En cualquier caso, bastan estos dos ejemplos, rayos ultravioleta y tabaco, para ilustrar la cuestión importante. Como hemos descrito en la piel y ocurre en cualquier otro tejido, el envejecimiento tiene causas intrínsecas que se derivan del simple hecho de estar vivos. Si vivimos, envejecemos. No hay alternativa a esta ley universal. Pero, además, el envejecimiento también está modulado por factores externos que dependen de cómo elegimos vivir. Depende de nosotros si nos beneficiamos del sol o nos quemamos la piel. Depende de nosotros si fumamos o no.

Estos factores externos, como hemos visto, actúan sobre las causas intrínsecas y las regulan. Si acumulamos MMP, nos estropeamos el colágeno. Si maltratamos nuestro cuerpo con radiaciones, tóxicos y otras agresiones, aceleramos el envejecimiento. Pero, del mismo modo que lo aceleramos, también podemos frenarlo. En las próximas páginas y capítulos veremos cómo.

En el caso de la piel, lo primero en que se suele pensar cuando se habla de frenar el envejecimiento es en tratamientos de medicina estética. Liftings, bótox, rellenos, cremas... Hay pocas áreas de la medicina que hayan aumentado tanto su actividad en las últimas décadas, en las que se hayan construido tantas clínicas y que hayan movido tanto dinero como esta. Si algo demuestra este crecimiento es que hay una enorme demanda por tratamientos que nos mantengan jóvenes. Y hay que decir a su favor que a veces los resultados son espectaculares.

Pero si uno piensa en el cuerpo humano de manera holística, y se pregunta qué es lo que cambia realmente con estos tratamientos llamados antiaging, llega a la conclusión de que de antiaging tienen poco. Porque los cambios son de apariencia. Espectaculares pero superficiales. Y mientras tanto, bajo la superficie, todo el proceso de la vida y el envejecimiento continúan de manera inexorable. Por eso algunos tratamientos como los de bótox o rellenos inyectables deben repetirse de manera periódica. Mejoran la apariencia pero no eliminan el origen del problema.

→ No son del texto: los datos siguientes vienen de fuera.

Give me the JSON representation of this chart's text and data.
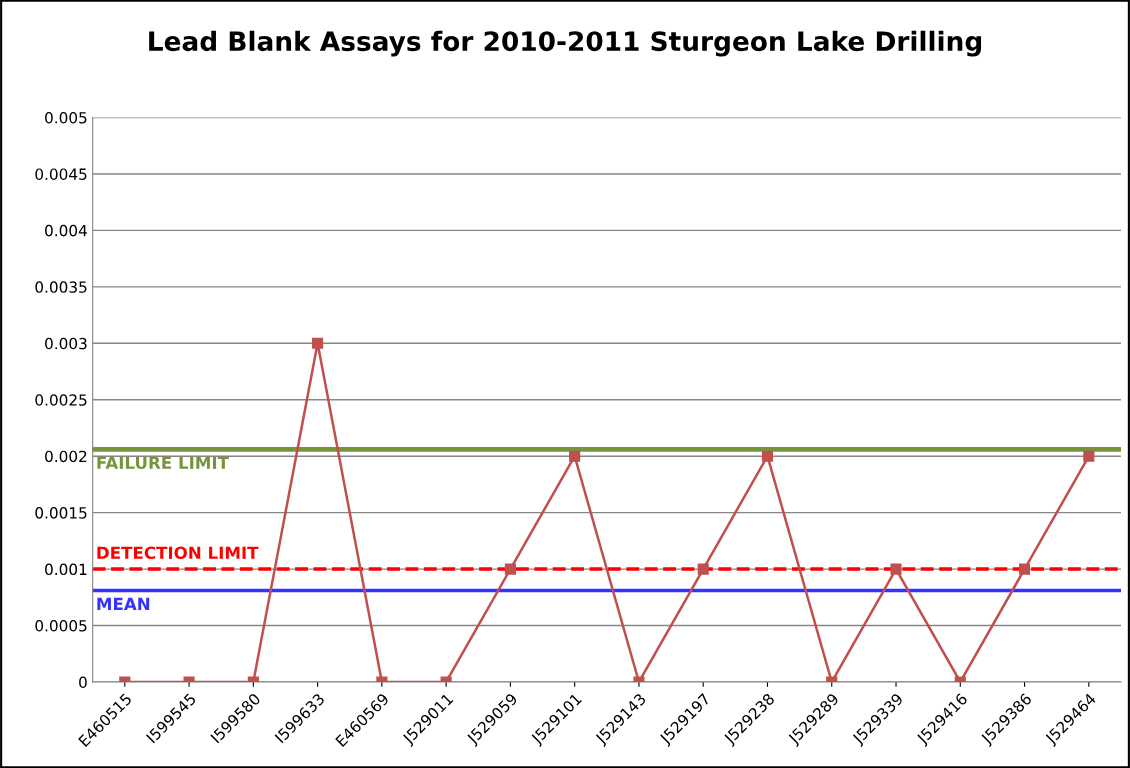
{
  "chart_data": {
    "type": "line",
    "title": "Lead Blank Assays for 2010-2011 Sturgeon Lake Drilling",
    "categories": [
      "E460515",
      "I599545",
      "I599580",
      "I599633",
      "E460569",
      "J529011",
      "J529059",
      "J529101",
      "J529143",
      "J529197",
      "J529238",
      "J529289",
      "J529339",
      "J529416",
      "J529386",
      "J529464"
    ],
    "series": [
      {
        "color": "#c0504d",
        "values": [
          0,
          0,
          0,
          0.003,
          0,
          0,
          0.001,
          0.002,
          0,
          0.001,
          0.002,
          0,
          0.001,
          0,
          0.001,
          0.002
        ]
      }
    ],
    "ylim": [
      0,
      0.005
    ],
    "yticks": [
      0,
      0.0005,
      0.001,
      0.0015,
      0.002,
      0.0025,
      0.003,
      0.0035,
      0.004,
      0.0045,
      0.005
    ],
    "grid": "y",
    "marker": "square",
    "line_style": "solid",
    "ref_lines": [
      {
        "axis": "y",
        "value": 0.00206,
        "label": "FAILURE LIMIT",
        "color": "#77933c",
        "line_style": "solid"
      },
      {
        "axis": "y",
        "value": 0.001,
        "label": "DETECTION LIMIT",
        "color": "#ff0000",
        "line_style": "dashed"
      },
      {
        "axis": "y",
        "value": 0.00081,
        "label": "MEAN",
        "color": "#3333ff",
        "line_style": "solid"
      }
    ]
  }
}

Si queremos modificar nuestra edad biológica, y no solo nuestra apariencia de edad cronológica, vamos a tener que modificar lo que ocurre bajo la superficie, en las profundidades de nuestras células.

Esto no significa que los tratamientos de medicina estética no sirvan de nada. Para muchos de sus usuarios tienen posiblemente un efecto psicológico positivo de mejora de la autoestima, que es una parte importante de la salud y el bienestar.

Pero en cualquier caso es una autoestima vinculada a nuestra apariencia. A cómo deseamos que nos vean los demás. A ajustarnos a presiones externas, a estereotipos que nos vienen impuestos. Una autoestima, en definitiva, basada en cumplir con lo que se espera de nosotros.

Pero hay una autoestima más robusta, y una belleza más sutil, que se basa en aceptarnos tal como somos, en no dar más importancia a la apariencia que a la sustancia y en no ceder a estereotipos y presiones. Una autoestima que viene del interior.

Esta dicotomía entre presión exterior y pulsión interior es esencial cuando hablamos de frenar el envejecimiento. Podemos conformarnos con las apariencias, maquillarnos la fachada y presentarnos en sociedad como personas para quienes no pasa el tiempo. Pero si queremos modificar nuestra edad biológica, y no solo nuestra apariencia de edad cronológica, vamos a tener que modificar lo que ocurre bajo la superficie, en las profundidades de nuestras células. Vamos a tener que emprender, como diría Julio Verne, un viaje al centro de nuestro cuerpo. Es la gran aventura de exploración del siglo XXI.